Background: Patients with systemic lupus erythematosus (SLE) exhibit accelerated biological aging as measured by epigenetic clocks (Horvath, GrimAge), partly driven by accumulation of senescent CD8+CD28− T cells that secrete pro-inflammatory cytokines (IL-6, TNF-α, IFN-γ). These senescent T cells show profoundly impaired autophagy due to cytoplasmic sequestration of TFEB (transcription factor EB), the master regulator of lysosomal biogenesis.
Hypothesis: Treatment with caloric restriction mimetics (specifically spermidine or rapamycin at sub-immunosuppressive doses) will selectively restore TFEB nuclear translocation in senescent CD8+CD28− T cells, reactivating autophagy-mediated clearance of damaged mitochondria and cytoplasmic DNA. This will reduce cGAS-STING-dependent type I interferon production from these cells, thereby attenuating the SASP-IFN feed-forward loop that drives both lupus flares and epigenetic age acceleration.
Testable predictions: (1) Ex vivo treatment of SLE patient PBMCs with spermidine (10μM, 72h) will increase TFEB nuclear localization in CD8+CD28− cells by >50% vs vehicle, measurable by imaging flow cytometry. (2) This will correlate with reduced mitochondrial ROS (MitoSOX) and cytoplasmic dsDNA (PicoGreen) in the same population. (3) Conditioned media from treated senescent T cells will show reduced capacity to accelerate DNAm age in fibroblast reporter assays (Horvath clock). (4) In a longitudinal pilot (n=20 SLE patients, 12 weeks oral spermidine 1mg/kg/day), GrimAge acceleration will decrease by ≥1.5 years vs baseline, with concurrent reduction in SLEDAI-2K scores.

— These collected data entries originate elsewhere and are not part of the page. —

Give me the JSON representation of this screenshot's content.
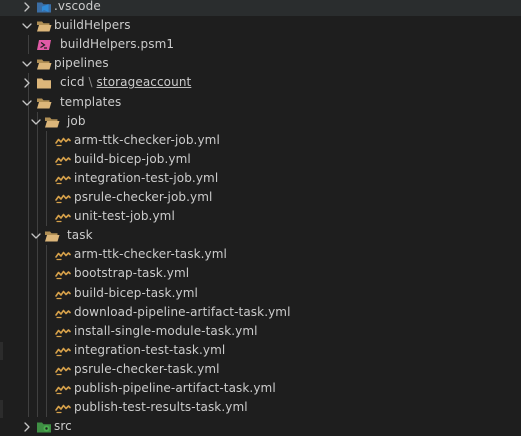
{
  "explorer": {
    "rows": [
      {
        "name": ".vscode",
        "type": "folder",
        "icon": "vscode-folder-icon",
        "expanded": false,
        "depth": 0
      },
      {
        "name": "buildHelpers",
        "type": "folder",
        "icon": "folder-open-icon",
        "expanded": true,
        "depth": 0
      },
      {
        "name": "buildHelpers.psm1",
        "type": "file",
        "icon": "powershell-file-icon",
        "depth": 1
      },
      {
        "name": "pipelines",
        "type": "folder",
        "icon": "folder-open-icon",
        "expanded": true,
        "depth": 0
      },
      {
        "name": "cicd",
        "name_sep": "\\",
        "name_sub": "storageaccount",
        "type": "folder",
        "icon": "folder-icon",
        "expanded": false,
        "depth": 1
      },
      {
        "name": "templates",
        "type": "folder",
        "icon": "folder-open-icon",
        "expanded": true,
        "depth": 1
      },
      {
        "name": "job",
        "type": "folder",
        "icon": "folder-open-icon",
        "expanded": true,
        "depth": 2
      },
      {
        "name": "arm-ttk-checker-job.yml",
        "type": "file",
        "icon": "yaml-file-icon",
        "depth": 3
      },
      {
        "name": "build-bicep-job.yml",
        "type": "file",
        "icon": "yaml-file-icon",
        "depth": 3
      },
      {
        "name": "integration-test-job.yml",
        "type": "file",
        "icon": "yaml-file-icon",
        "depth": 3
      },
      {
        "name": "psrule-checker-job.yml",
        "type": "file",
        "icon": "yaml-file-icon",
        "depth": 3
      },
      {
        "name": "unit-test-job.yml",
        "type": "file",
        "icon": "yaml-file-icon",
        "depth": 3
      },
      {
        "name": "task",
        "type": "folder",
        "icon": "folder-open-icon",
        "expanded": true,
        "depth": 2
      },
      {
        "name": "arm-ttk-checker-task.yml",
        "type": "file",
        "icon": "yaml-file-icon",
        "depth": 3
      },
      {
        "name": "bootstrap-task.yml",
        "type": "file",
        "icon": "yaml-file-icon",
        "depth": 3
      },
      {
        "name": "build-bicep-task.yml",
        "type": "file",
        "icon": "yaml-file-icon",
        "depth": 3
      },
      {
        "name": "download-pipeline-artifact-task.yml",
        "type": "file",
        "icon": "yaml-file-icon",
        "depth": 3
      },
      {
        "name": "install-single-module-task.yml",
        "type": "file",
        "icon": "yaml-file-icon",
        "depth": 3
      },
      {
        "name": "integration-test-task.yml",
        "type": "file",
        "icon": "yaml-file-icon",
        "depth": 3
      },
      {
        "name": "psrule-checker-task.yml",
        "type": "file",
        "icon": "yaml-file-icon",
        "depth": 3
      },
      {
        "name": "publish-pipeline-artifact-task.yml",
        "type": "file",
        "icon": "yaml-file-icon",
        "depth": 3
      },
      {
        "name": "publish-test-results-task.yml",
        "type": "file",
        "icon": "yaml-file-icon",
        "depth": 3
      },
      {
        "name": "src",
        "type": "folder",
        "icon": "src-folder-icon",
        "expanded": false,
        "depth": 0
      }
    ]
  },
  "colors": {
    "background": "#1e1e1e",
    "text": "#cccccc",
    "folder": "#dcb67a",
    "yaml": "#d7a14a",
    "powershell": "#e15aa6",
    "vscode": "#2f8ad6",
    "src": "#4caf50",
    "guide": "#404040"
  }
}
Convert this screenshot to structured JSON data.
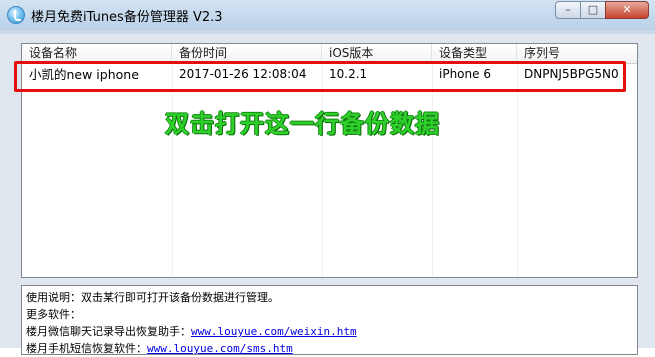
{
  "window": {
    "title": "楼月免费iTunes备份管理器 V2.3",
    "buttons": {
      "minimize": "–",
      "maximize": "□",
      "close": "✕"
    }
  },
  "list": {
    "columns": [
      "设备名称",
      "备份时间",
      "iOS版本",
      "设备类型",
      "序列号"
    ],
    "rows": [
      [
        "小凯的new iphone",
        "2017-01-26 12:08:04",
        "10.2.1",
        "iPhone 6",
        "DNPNJ5BPG5N0"
      ]
    ]
  },
  "annotation": "双击打开这一行备份数据",
  "info": {
    "usage": "使用说明：双击某行即可打开该备份数据进行管理。",
    "more": "更多软件：",
    "wechat_label": "楼月微信聊天记录导出恢复助手：",
    "wechat_link": "www.louyue.com/weixin.htm",
    "sms_label": "楼月手机短信恢复软件：",
    "sms_link": "www.louyue.com/sms.htm"
  },
  "colors": {
    "highlight": "#e30f0f",
    "annotation": "#2ed02a",
    "link": "#0000e0"
  }
}
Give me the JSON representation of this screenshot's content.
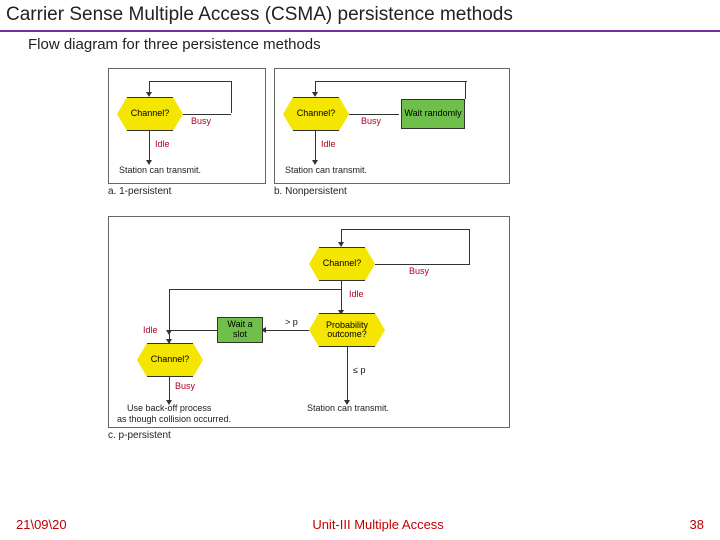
{
  "title": "Carrier Sense Multiple Access (CSMA) persistence methods",
  "subtitle": "Flow diagram for three persistence methods",
  "labels": {
    "channel": "Channel?",
    "busy": "Busy",
    "idle": "Idle",
    "wait_random": "Wait randomly",
    "station_transmit": "Station can transmit.",
    "wait_slot": "Wait a slot",
    "prob_outcome": "Probability outcome?",
    "gtp": "> p",
    "lep": "≤ p",
    "backoff1": "Use back-off process",
    "backoff2": "as though collision occurred."
  },
  "captions": {
    "a": "a. 1-persistent",
    "b": "b. Nonpersistent",
    "c": "c. p-persistent"
  },
  "footer": {
    "date": "21\\09\\20",
    "unit": "Unit-III Multiple Access",
    "page": "38"
  }
}
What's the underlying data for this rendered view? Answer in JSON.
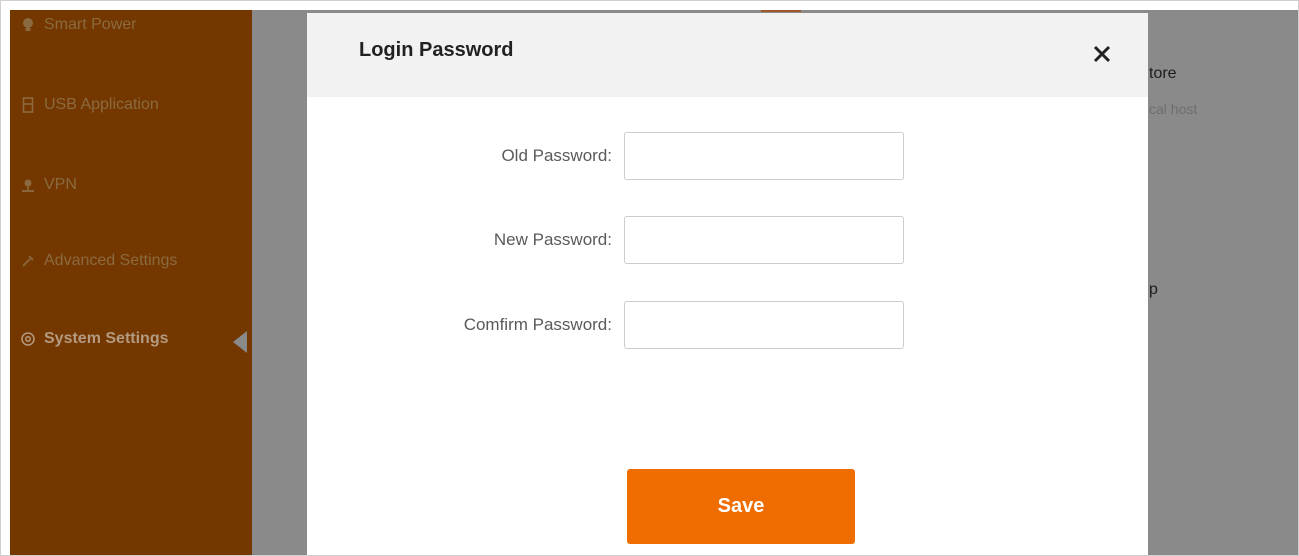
{
  "sidebar": {
    "items": [
      {
        "label": "Smart Power",
        "icon": "bulb-icon"
      },
      {
        "label": "USB Application",
        "icon": "usb-icon"
      },
      {
        "label": "VPN",
        "icon": "vpn-icon"
      },
      {
        "label": "Advanced Settings",
        "icon": "wrench-icon"
      },
      {
        "label": "System Settings",
        "icon": "gear-icon",
        "active": true
      }
    ]
  },
  "background": {
    "text_1": "tore",
    "text_2": "cal host",
    "text_3": "p"
  },
  "modal": {
    "title": "Login Password",
    "close_icon": "close-icon",
    "fields": [
      {
        "label": "Old Password:",
        "value": "",
        "placeholder": ""
      },
      {
        "label": "New Password:",
        "value": "",
        "placeholder": ""
      },
      {
        "label": "Comfirm Password:",
        "value": "",
        "placeholder": ""
      }
    ],
    "save_label": "Save"
  },
  "colors": {
    "sidebar_bg": "#743700",
    "overlay": "#8a8a8a",
    "accent": "#ef6c00"
  }
}
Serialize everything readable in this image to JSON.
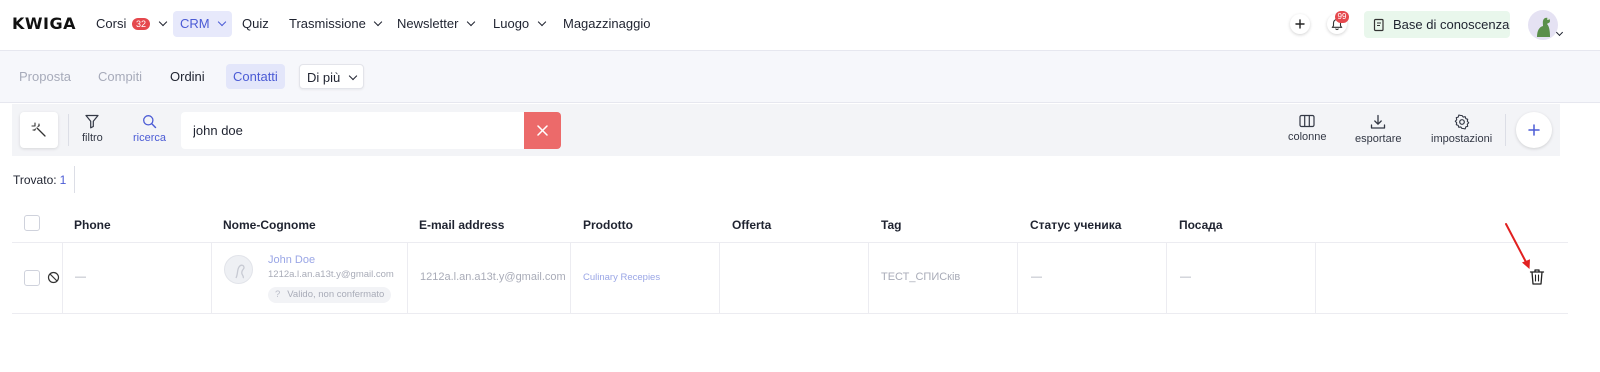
{
  "brand": {
    "logo": "KWIGA",
    "accent": "#4b5bd5",
    "danger": "#ec6a6a"
  },
  "topnav": {
    "items": [
      {
        "label": "Corsi",
        "badge": "32",
        "dropdown": true
      },
      {
        "label": "CRM",
        "dropdown": true,
        "active": true
      },
      {
        "label": "Quiz"
      },
      {
        "label": "Trasmissione",
        "dropdown": true
      },
      {
        "label": "Newsletter",
        "dropdown": true
      },
      {
        "label": "Luogo",
        "dropdown": true
      },
      {
        "label": "Magazzinaggio"
      }
    ],
    "notifications_count": "99",
    "knowledge_base_label": "Base di conoscenza"
  },
  "subnav": {
    "items": [
      "Proposta",
      "Compiti",
      "Ordini",
      "Contatti"
    ],
    "more_label": "Di più"
  },
  "toolbar": {
    "filter_label": "filtro",
    "search_label": "ricerca",
    "search_value": "john doe",
    "columns_label": "colonne",
    "export_label": "esportare",
    "settings_label": "impostazioni"
  },
  "results": {
    "found_label": "Trovato:",
    "found_count": "1"
  },
  "table": {
    "headers": [
      "Phone",
      "Nome-Cognome",
      "E-mail address",
      "Prodotto",
      "Offerta",
      "Tag",
      "Статус ученика",
      "Посада"
    ],
    "rows": [
      {
        "phone": "—",
        "name": "John Doe",
        "name_email": "1212a.l.an.a13t.y@gmail.com",
        "verification": "Valido, non confermato",
        "verification_icon": "?",
        "email": "1212a.l.an.a13t.y@gmail.com",
        "product": "Culinary Recepies",
        "offer": "",
        "tag": "ТЕСТ_СПИСків",
        "student_status": "—",
        "position": "—"
      }
    ]
  }
}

Significance: This links three previously siloed fields — caloric restriction mimetics, T cell immunosenescence, and epigenetic aging — in a disease where accelerated aging is clinically meaningful but mechanistically underexplored. If confirmed, it provides a non-immunosuppressive adjunctive strategy for SLE that targets the aging-autoimmune axis directly.